Immersive entertainment goes one step beyond

Excerpted from original article published by AV Magazine on 19 December 2022

The largest spherical structure in the world is being bulit in Las Vegas but a quarter scale prototype in Burbank, California is roadtesting the technology. A critical project focus are the optics used in the field of view in the screen that audiences will see. 

Driving content management and video playback – including video processing of interior and exterior displays – is technology from 7thSense in a continuation of a decade long partnership with MSG. It has built a metadata pipe from production to screen to automate the workflow.

“We’ve spent a long time working to develop a very reliable, very high performance, super high bandwidth network storage solution,” explains Rich Brown, CTO, 7thSense. “The magnitude of pixels needing to be rendered efficiently is extremely challenging. This is the biggest, highest spec display we’ve undertaken and we’ve made a huge step toward the future with networked driven architecture.”

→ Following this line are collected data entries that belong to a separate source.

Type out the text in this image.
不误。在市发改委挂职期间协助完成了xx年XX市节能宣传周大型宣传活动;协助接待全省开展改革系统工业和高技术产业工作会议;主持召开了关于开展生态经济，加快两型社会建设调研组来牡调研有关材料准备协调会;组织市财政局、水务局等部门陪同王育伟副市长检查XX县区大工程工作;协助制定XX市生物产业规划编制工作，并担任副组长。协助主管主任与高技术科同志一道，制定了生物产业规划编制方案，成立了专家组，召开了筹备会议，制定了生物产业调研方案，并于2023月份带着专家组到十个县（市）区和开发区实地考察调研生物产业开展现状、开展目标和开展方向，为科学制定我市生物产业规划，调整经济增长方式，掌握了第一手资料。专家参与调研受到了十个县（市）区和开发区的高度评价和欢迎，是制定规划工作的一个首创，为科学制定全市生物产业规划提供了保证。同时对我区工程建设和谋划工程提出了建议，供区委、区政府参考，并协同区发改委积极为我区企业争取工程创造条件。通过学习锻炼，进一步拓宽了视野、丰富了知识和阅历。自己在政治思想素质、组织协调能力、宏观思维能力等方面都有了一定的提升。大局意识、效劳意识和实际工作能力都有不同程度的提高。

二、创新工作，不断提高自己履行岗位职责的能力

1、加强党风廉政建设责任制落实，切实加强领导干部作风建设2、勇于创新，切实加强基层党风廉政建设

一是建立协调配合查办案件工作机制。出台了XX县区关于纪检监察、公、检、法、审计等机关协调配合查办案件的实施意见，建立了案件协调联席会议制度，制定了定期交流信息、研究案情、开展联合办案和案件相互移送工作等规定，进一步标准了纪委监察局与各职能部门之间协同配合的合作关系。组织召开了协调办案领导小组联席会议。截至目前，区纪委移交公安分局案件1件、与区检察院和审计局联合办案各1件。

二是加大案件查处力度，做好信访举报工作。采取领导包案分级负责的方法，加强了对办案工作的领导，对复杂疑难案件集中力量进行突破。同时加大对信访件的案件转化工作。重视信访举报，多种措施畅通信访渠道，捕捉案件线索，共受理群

Playback and data management
The chief components from 7thSense are banks of Delta media servers, its FPGA-based pixel processor, Juggler that plays back live and recorded camera feeds at low latency and a new Generative product that integrates games engines into the live workflow. The whole network at Sphere is driven by ST 2110 – the broadcast industry ‘standard’ for streaming media around a facility.

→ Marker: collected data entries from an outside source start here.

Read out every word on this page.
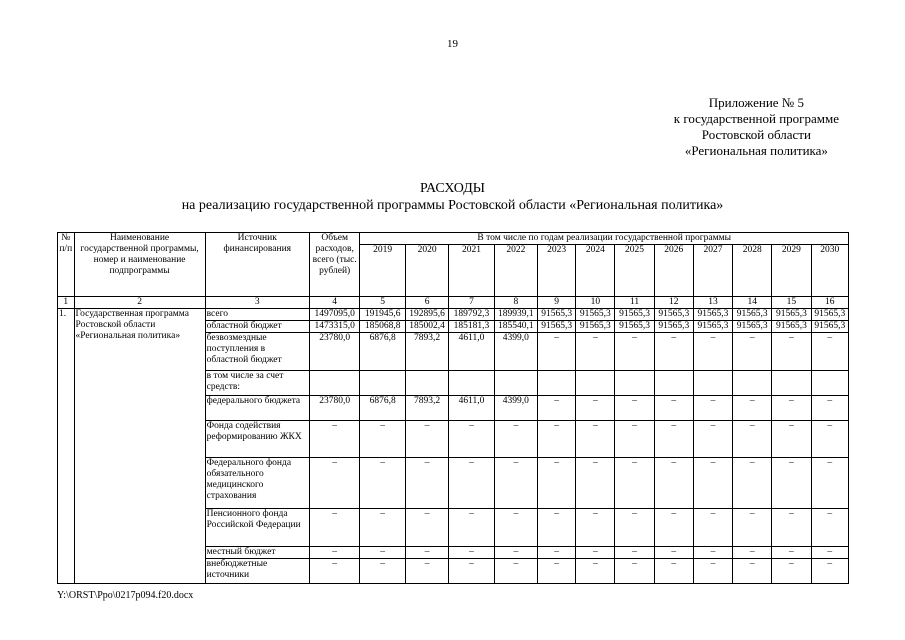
19
Приложение № 5
к государственной программе
Ростовской области
«Региональная политика»
РАСХОДЫ
на реализацию государственной программы Ростовской области «Региональная политика»
№ п/п	Наименование государственной программы, номер и наименование подпрограммы	Источник финансирования	Объем расходов, всего (тыс. рублей)	В том числе по годам реализации государственной программы											
				2019	2020	2021	2022	2023	2024	2025	2026	2027	2028	2029	2030
1	2	3	4	5	6	7	8	9	10	11	12	13	14	15	16
1.	Государственная программа Ростовской области «Региональная политика»	всего	1497095,0	191945,6	192895,6	189792,3	189939,1	91565,3	91565,3	91565,3	91565,3	91565,3	91565,3	91565,3	91565,3
		областной бюджет	1473315,0	185068,8	185002,4	185181,3	185540,1	91565,3	91565,3	91565,3	91565,3	91565,3	91565,3	91565,3	91565,3
		безвозмездные поступления в областной бюджет	23780,0	6876,8	7893,2	4611,0	4399,0	–	–	–	–	–	–	–	–
		в том числе за счет средств:													
		федерального бюджета	23780,0	6876,8	7893,2	4611,0	4399,0	–	–	–	–	–	–	–	–
		Фонда содействия реформированию ЖКХ	–	–	–	–	–	–	–	–	–	–	–	–	–
		Федерального фонда обязательного медицинского страхования	–	–	–	–	–	–	–	–	–	–	–	–	–
		Пенсионного фонда Российской Федерации	–	–	–	–	–	–	–	–	–	–	–	–	–
		местный бюджет	–	–	–	–	–	–	–	–	–	–	–	–	–
		внебюджетные источники	–	–	–	–	–	–	–	–	–	–	–	–	–
Y:\ORST\Ppo\0217p094.f20.docx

“We’re streaming multi-layer 12-bit, 60fps uncompressed media,” says Brown. “From day one that was a requirement. Every single pixel has to be represented correctly. We also need to add broadcast trucks and live camera feeds and mix it all live so we wanted to stick with one standard.”

Screen control and synchronisation with audio and haptics are triggered by a bespoke show control system that sits above 7thSense – another part of MSG’s unique configuration.

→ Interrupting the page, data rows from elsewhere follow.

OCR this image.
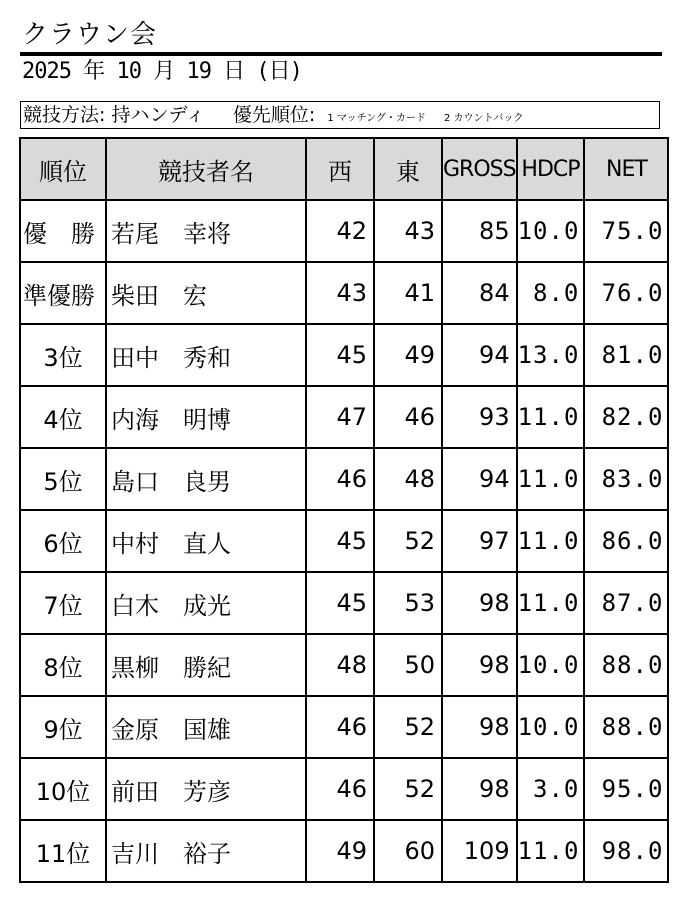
クラウン会
2025 年 10 月 19 日 (日)
競技方法: 持ハンディ 優先順位: 1 マッチング・カード 2 カウントバック
順位	競技者名	西	東	GROSS	HDCP	NET
優　勝	若尾　幸将	42	43	85	10.0	75.0
準優勝	柴田　宏	43	41	84	8.0	76.0
3位	田中　秀和	45	49	94	13.0	81.0
4位	内海　明博	47	46	93	11.0	82.0
5位	島口　良男	46	48	94	11.0	83.0
6位	中村　直人	45	52	97	11.0	86.0
7位	白木　成光	45	53	98	11.0	87.0
8位	黒柳　勝紀	48	50	98	10.0	88.0
9位	金原　国雄	46	52	98	10.0	88.0
10位	前田　芳彦	46	52	98	3.0	95.0
11位	吉川　裕子	49	60	109	11.0	98.0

Making a spherical screen of such size and target resolution was a major engineering hurdle for MSG and Montreal-based LED fabricator, Saco.

Explains Alex Luthwaite, MSG’s vice-president, Show Systems Technology: “Traditionally your pixel pitch is an X/Y spacing in a grid arrangement (eg 4mm x 4mm) but you can’t do that with a compound curve surface. You pick either X or Y as a fixed aspect and adjust the other. You essentially have to lose diodes on one axis to make a curved screen.”

Consequently, the Sphere’s pixel pitch is 9.4mm but this fluctuates 10 per cent across the surface to ensure image resolve whilst dropping pixels. The plane is divided into facets, the biggest of which is 15 sq ft. Each facet is itself composed of different tile and panel types.

“When you cover a spherical structure in LED you’ve got to be careful you don’t get colour shift as you move from one side to the other. This is heightened by the sheer scale and shape of the structure. We didn’t want to look at the bottom and see one colour and the top to find another.”

The magnitude of pixels needing to be rendered efficiently is extremely challenging. This is the biggest, highest spec display we’ve undertaken and we’ve made a huge step toward the future with networked driven architecture.